Sodium loss can also be an issue. Signs are: loss of appetite, leg cramping, and drowsiness. If low on potassium, signs are: fatigue, short breath, and muscle weakness. Being dehydrated and having low sodium and/or low potassium needs immediate attention. Keeping hydrated with electrolytes is important to avoid these issues.
Ballooning
During the swallowing process (of food or water), a small amount of air also gets swallowed. Many of the ostomy pouches are built with a charcoal filter in the bag. This is so the air can exit. If there is too much air for the filter to handle, the filter has been blocked, or the filter is wet, the occurrence of ballooning can happen.
To reduce ballooning
Try to control the amount of air going into your digestive system. As individuals, what causes more wind for one person might not be the same as for another.
Helpful tips to reduce ballooning
Eat and drink slowly, trying not to hurry or rush while doing so. Make sure to chew your food completely. Adding daily probiotics to your routine can help to balance bacteria in your system, diminishing wind in the system.

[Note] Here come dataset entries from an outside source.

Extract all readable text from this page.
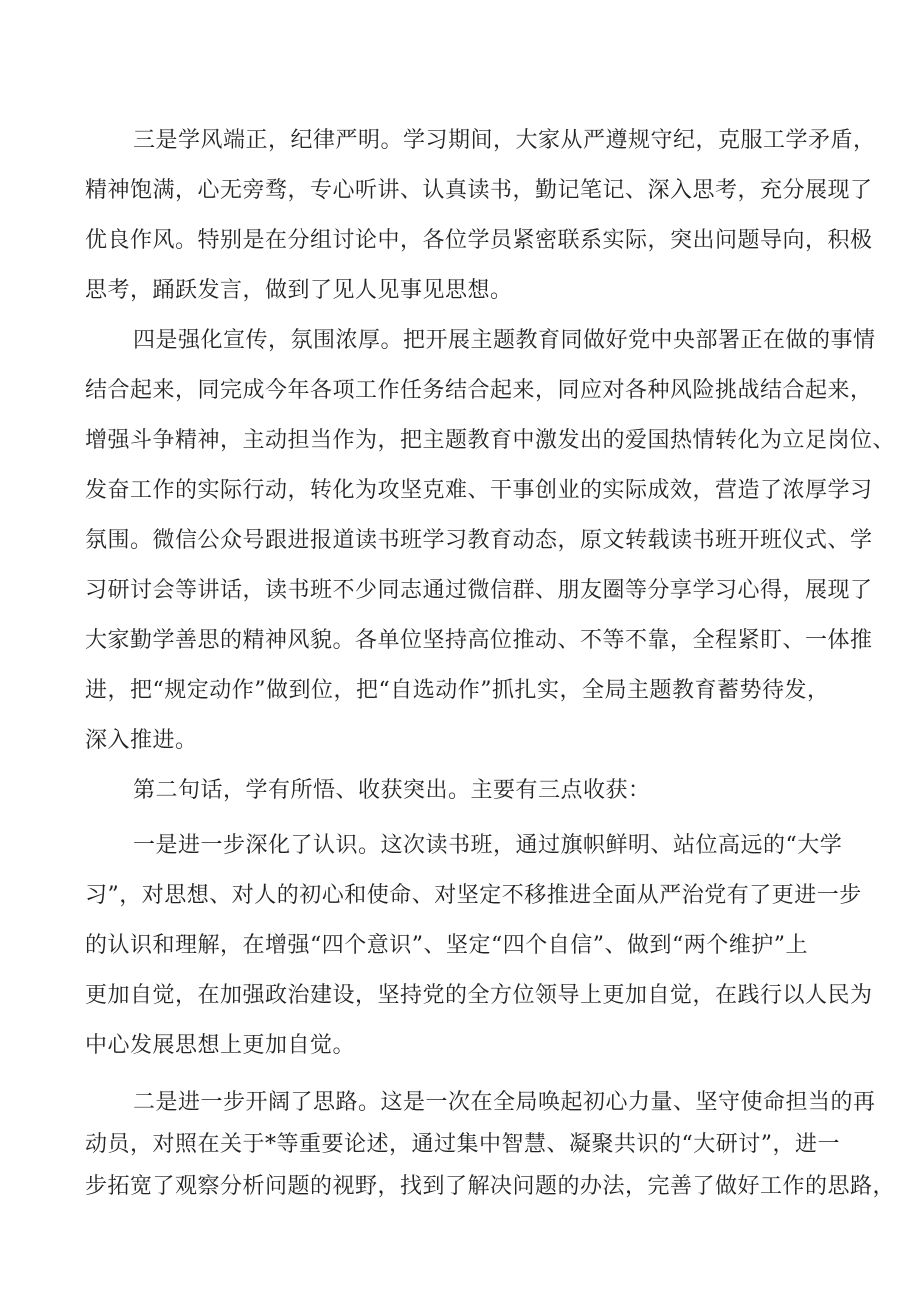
三是学风端正，纪律严明。学习期间，大家从严遵规守纪，克服工学矛盾，
精神饱满，心无旁骛，专心听讲、认真读书，勤记笔记、深入思考，充分展现了
优良作风。特别是在分组讨论中，各位学员紧密联系实际，突出问题导向，积极
思考，踊跃发言，做到了见人见事见思想。
四是强化宣传，氛围浓厚。把开展主题教育同做好党中央部署正在做的事情
结合起来，同完成今年各项工作任务结合起来，同应对各种风险挑战结合起来，
增强斗争精神，主动担当作为，把主题教育中激发出的爱国热情转化为立足岗位、
发奋工作的实际行动，转化为攻坚克难、干事创业的实际成效，营造了浓厚学习
氛围。微信公众号跟进报道读书班学习教育动态，原文转载读书班开班仪式、学
习研讨会等讲话，读书班不少同志通过微信群、朋友圈等分享学习心得，展现了
大家勤学善思的精神风貌。各单位坚持高位推动、不等不靠，全程紧盯、一体推
进，把“规定动作”做到位，把“自选动作”抓扎实，全局主题教育蓄势待发，
深入推进。
第二句话，学有所悟、收获突出。主要有三点收获：
一是进一步深化了认识。这次读书班，通过旗帜鲜明、站位高远的“大学
习”，对思想、对人的初心和使命、对坚定不移推进全面从严治党有了更进一步
的认识和理解，在增强“四个意识”、坚定“四个自信”、做到“两个维护”上
更加自觉，在加强政治建设，坚持党的全方位领导上更加自觉，在践行以人民为
中心发展思想上更加自觉。
二是进一步开阔了思路。这是一次在全局唤起初心力量、坚守使命担当的再
动员，对照在关于*等重要论述，通过集中智慧、凝聚共识的“大研讨”，进一
步拓宽了观察分析问题的视野，找到了解决问题的办法，完善了做好工作的思路，
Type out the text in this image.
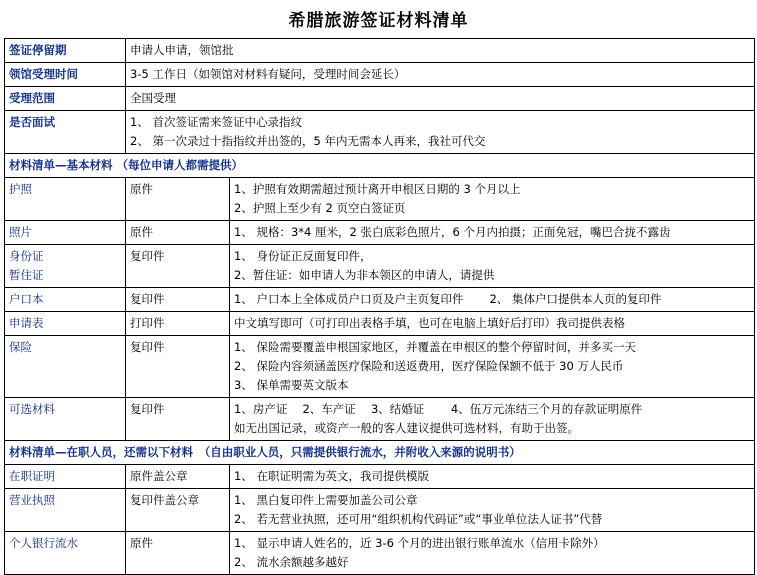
希腊旅游签证材料清单
签证停留期	申请人申请，领馆批	
领馆受理时间	3-5 工作日（如领馆对材料有疑问，受理时间会延长）	
受理范围	全国受理	
是否面试	1、 首次签证需来签证中心录指纹
2、 第一次录过十指指纹并出签的，5 年内无需本人再来，我社可代交	

材料清单—基本材料 （每位申请人都需提供）		
护照	原件	1、护照有效期需超过预计离开申根区日期的 3 个月以上
2、护照上至少有 2 页空白签证页

照片	原件	1、 规格：3*4 厘米，2 张白底彩色照片，6 个月内拍摄；正面免冠，嘴巴合拢不露齿

身份证
暂住证	复印件	1、 身份证正反面复印件，
2、暂住证：如申请人为非本领区的申请人，请提供

户口本	复印件	1、 户口本上全体成员户口页及户主页复印件 2、 集体户口提供本人页的复印件
申请表	打印件	中文填写即可（可打印出表格手填，也可在电脑上填好后打印）我司提供表格

保险	复印件	1、 保险需要覆盖申根国家地区，并覆盖在申根区的整个停留时间，并多买一天
2、 保险内容须涵盖医疗保险和送返费用，医疗保险保额不低于 30 万人民币
3、 保单需要英文版本

可选材料	复印件	1、房产证　 2、车产证　 3、结婚证　　 4、伍万元冻结三个月的存款证明原件
如无出国记录，或资产一般的客人建议提供可选材料，有助于出签。

材料清单—在职人员，还需以下材料　（自由职业人员，只需提供银行流水，并附收入来源的说明书）		
在职证明	原件盖公章	1、 在职证明需为英文，我司提供模版

营业执照	复印件盖公章	1、 黑白复印件上需要加盖公司公章
2、 若无营业执照，还可用“组织机构代码证”或“事业单位法人证书”代替

个人银行流水	原件	1、 显示申请人姓名的，近 3-6 个月的进出银行账单流水（信用卡除外）
2、 流水余额越多越好
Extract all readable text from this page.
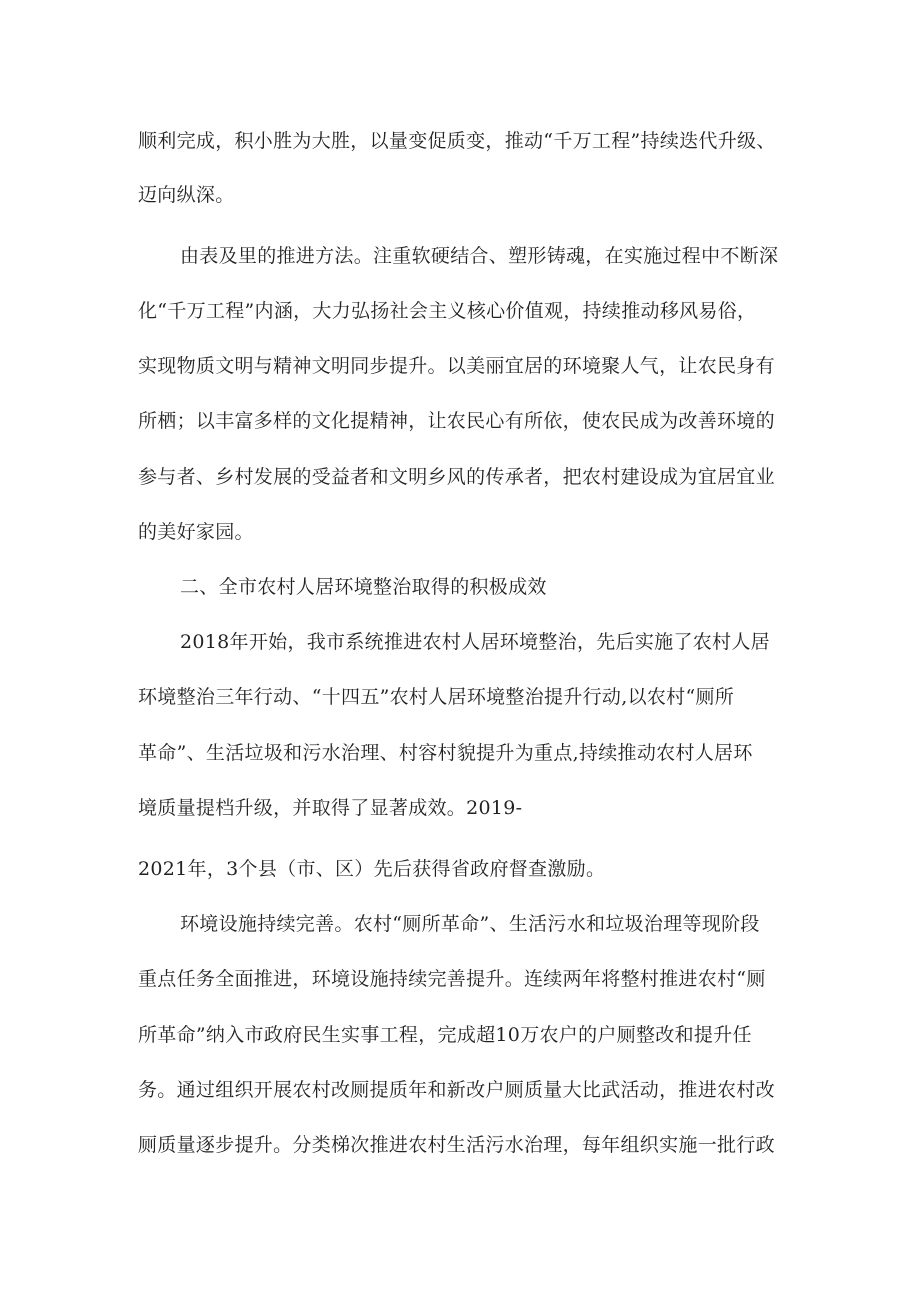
顺利完成，积小胜为大胜，以量变促质变，推动“千万工程”持续迭代升级、
迈向纵深。
由表及里的推进方法。注重软硬结合、塑形铸魂，在实施过程中不断深
化“千万工程”内涵，大力弘扬社会主义核心价值观，持续推动移风易俗，
实现物质文明与精神文明同步提升。以美丽宜居的环境聚人气，让农民身有
所栖；以丰富多样的文化提精神，让农民心有所依，使农民成为改善环境的
参与者、乡村发展的受益者和文明乡风的传承者，把农村建设成为宜居宜业
的美好家园。
二、全市农村人居环境整治取得的积极成效
2018年开始，我市系统推进农村人居环境整治，先后实施了农村人居
环境整治三年行动、“十四五”农村人居环境整治提升行动,以农村“厕所
革命”、生活垃圾和污水治理、村容村貌提升为重点,持续推动农村人居环
境质量提档升级，并取得了显著成效。2019-
2021年，3个县（市、区）先后获得省政府督查激励。
环境设施持续完善。农村“厕所革命”、生活污水和垃圾治理等现阶段
重点任务全面推进，环境设施持续完善提升。连续两年将整村推进农村“厕
所革命”纳入市政府民生实事工程，完成超10万农户的户厕整改和提升任
务。通过组织开展农村改厕提质年和新改户厕质量大比武活动，推进农村改
厕质量逐步提升。分类梯次推进农村生活污水治理，每年组织实施一批行政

Some foods cause more gas and wind production.
These are foods high in fiber, spicy foods, some vegetables (mainly beans, cabbage, onions, and cucumbers), dairy products, and soy products. Carbonated drinks also cause more air in the intestines. Certain activities can also create more wind in the digestive tract: drinking through a straw, drinking from a sports cap bottle, chewing gum, smoking, snoring, and shortness of breath. These can increase the air that is getting swallowed, creating more wind in the digestive tract.
If ballooning does happen, it is possible to release the air from your pouch.
If you are using a two-piece system, you can "burp" the bag by partially unclipping the wafer from the bag at the very top and gently pushing out the excess air. If using a 1-piece system, you can tilt the bag up (if anything is in the bag it will slide up towards the stoma) to prevent spilling and slowly guide the air through your bag, exiting through the drain/spout. This should be done in a bathroom, or well-ventilated area- it will have a strong odor.
Other Complications
Phantom rectum is similar to the feeling of a "phantom limb" that an amputee experiences. The feeling of need to empty your bowels (like it felt presurgery) may continue for years after surgery. If you still have your rectum, you may still pass mucus while having this feeling. That is completely normal since the rectum is still alive. Some say it can be helpful to sit on the toilet and help move the mucus by acting like it is a bowel movement. Another way to release this pain is by self-administering (or having a loved one assist) a saline enema. Enemas help hydration, helping to pass the mucus while relieving the pain/pressure.
**Phantom rectum can also happen to those without a rectum. In this situation, please do not give yourself an enema. Discuss with your medical team what your options are. This can include prescription medicines to help relieve the pain.